4. Use correct cryptographic primitives for each chain.
5. Keep private key operations local and offline-friendly.
6. Make the implementation easy to inspect, test, and package.

---

## Security Considerations

`libcrypto` performs local cryptographic key and address operations.

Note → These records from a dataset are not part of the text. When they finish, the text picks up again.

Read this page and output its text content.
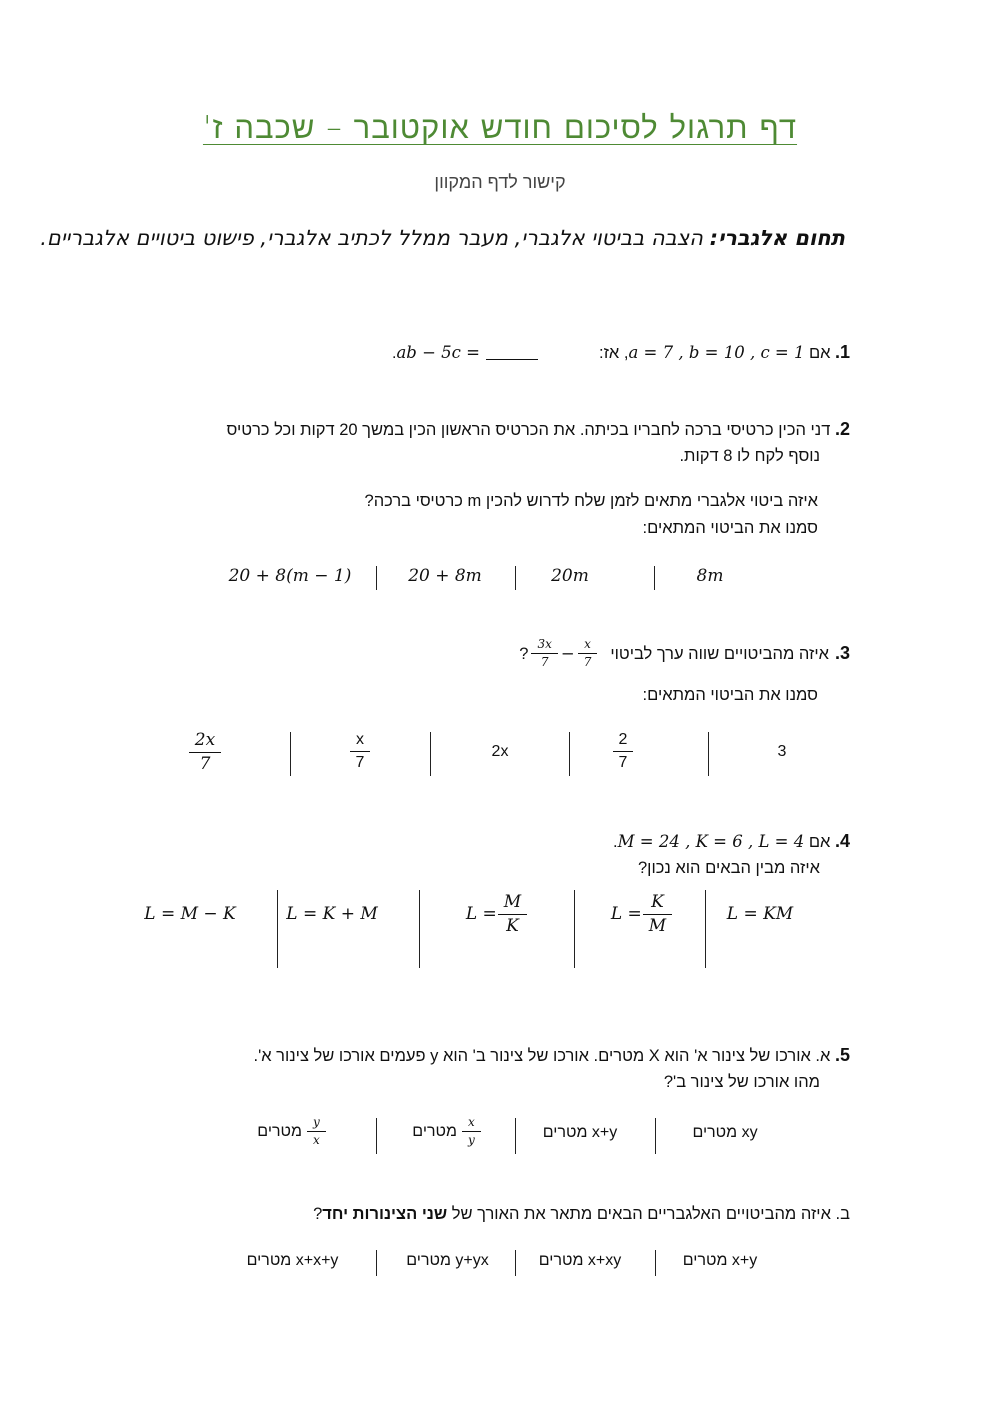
דף תרגול לסיכום חודש אוקטובר – שכבה ז'
קישור לדף המקוון
תחום אלגברי: הצבה בביטוי אלגברי, מעבר ממלל לכתיב אלגברי, פישוט ביטויים אלגבריים.
1. אם a = 7 , b = 10 , c = 1, אז:
.ab − 5c =
2. דני הכין כרטיסי ברכה לחבריו בכיתה. את הכרטיס הראשון הכין במשך 20 דקות וכל כרטיס
נוסף לקח לו 8 דקות.
איזה ביטוי אלגברי מתאים לזמן שלח לדרוש להכין m כרטיסי ברכה?
סמנו את הביטוי המתאים:
8m
20m
20 + 8m
20 + 8(m − 1)
3.
איזה מהביטויים שווה ערך לביטוי
$\frac{3x}{7} - \frac{x}{7}$
?
סמנו את הביטוי המתאים:
3
$\frac{2}{7}$
2x
$\frac{x}{7}$
$\frac{2x}{7}$
4. אם M = 24 , K = 6 , L = 4.
איזה מבין הבאים הוא נכון?
L = KM
$L = \frac{K}{M}$
$L = \frac{M}{K}$
L = K + M
L = M − K
5. א. אורכו של צינור א' הוא X מטרים. אורכו של צינור ב' הוא y פעמים אורכו של צינור א'.
מהו אורכו של צינור ב'?
xy מטרים
x+y מטרים
$\frac{x}{y}$
מטרים
$\frac{y}{x}$
מטרים
ב. איזה מהביטויים האלגבריים הבאים מתאר את האורך של שני הצינורות יחד?
x+y מטרים
x+xy מטרים
y+yx מטרים
x+x+y מטרים
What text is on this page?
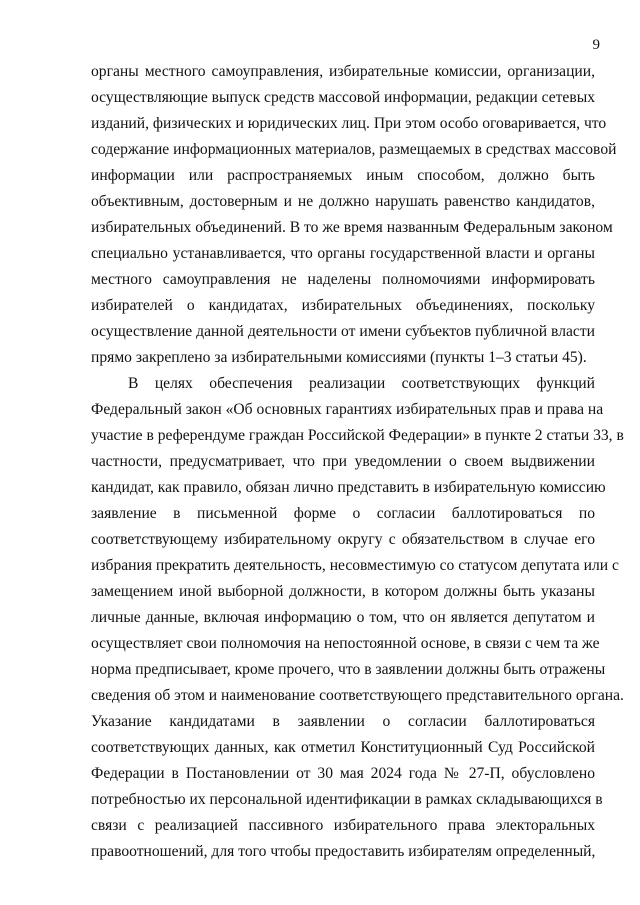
9
органы местного самоуправления, избирательные комиссии, организации,
осуществляющие выпуск средств массовой информации, редакции сетевых
изданий, физических и юридических лиц. При этом особо оговаривается, что
содержание информационных материалов, размещаемых в средствах массовой
информации или распространяемых иным способом, должно быть
объективным, достоверным и не должно нарушать равенство кандидатов,
избирательных объединений. В то же время названным Федеральным законом
специально устанавливается, что органы государственной власти и органы
местного самоуправления не наделены полномочиями информировать
избирателей о кандидатах, избирательных объединениях, поскольку
осуществление данной деятельности от имени субъектов публичной власти
прямо закреплено за избирательными комиссиями (пункты 1–3 статьи 45).
В целях обеспечения реализации соответствующих функций
Федеральный закон «Об основных гарантиях избирательных прав и права на
участие в референдуме граждан Российской Федерации» в пункте 2 статьи 33, в
частности, предусматривает, что при уведомлении о своем выдвижении
кандидат, как правило, обязан лично представить в избирательную комиссию
заявление в письменной форме о согласии баллотироваться по
соответствующему избирательному округу с обязательством в случае его
избрания прекратить деятельность, несовместимую со статусом депутата или с
замещением иной выборной должности, в котором должны быть указаны
личные данные, включая информацию о том, что он является депутатом и
осуществляет свои полномочия на непостоянной основе, в связи с чем та же
норма предписывает, кроме прочего, что в заявлении должны быть отражены
сведения об этом и наименование соответствующего представительного органа.
Указание кандидатами в заявлении о согласии баллотироваться
соответствующих данных, как отметил Конституционный Суд Российской
Федерации в Постановлении от 30 мая 2024 года № 27-П, обусловлено
потребностью их персональной идентификации в рамках складывающихся в
связи с реализацией пассивного избирательного права электоральных
правоотношений, для того чтобы предоставить избирателям определенный,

It does not protect users from unsafe operational practices.

Follow these rules carefully:

* Never use demo private keys for real funds.
* Never commit private keys, mnemonic phrases, WIF keys, or seed material.
* Never log private keys in production systems.
* Never send private keys to remote APIs unless your application explicitly requires it and users fully understand the risk.
* Prefer offline execution for sensitive key generation workflows.
* Always verify address output with independent test vectors before integrating into high-value systems.
* Use secure backups for mnemonic phrases and private keys.
* Treat generated CSV, JSON, and text files containing private keys as highly sensitive data.

This library is intended for developers who understand the responsibility of handling private keys and wallet material.

---

## Testing

Run the test suite:

```bash
python -m pytest -q
```

Build the package locally:

```bash
python -m pip install --upgrade build twine
python -m build --sdist --wheel
python -m twine check dist/*
```

Install locally from source:

```bash
pip install .
```

---

## Packaging

The package is designed to be distributed as a pure Python wheel:

```bash
python -m build --wheel
```

Generated distributions are placed in:

```text
dist/
```

---

## Project Links

* Repository: https://gitlab.com/0xmdrza/libcrypto
* PyPI: https://pypi.org/project/libcrypto/

---

## License

This project is distributed under the MIT License.

---

## Disclaimer

This software is provided for development, research, and infrastructure use. Cryptocurrency private key handling is security-critical. The authors and contributors are not responsible for lost funds, insecure deployments, compromised keys, incorrect integrations, or misuse of the library.

Always test carefully before using any cryptographic tool in production.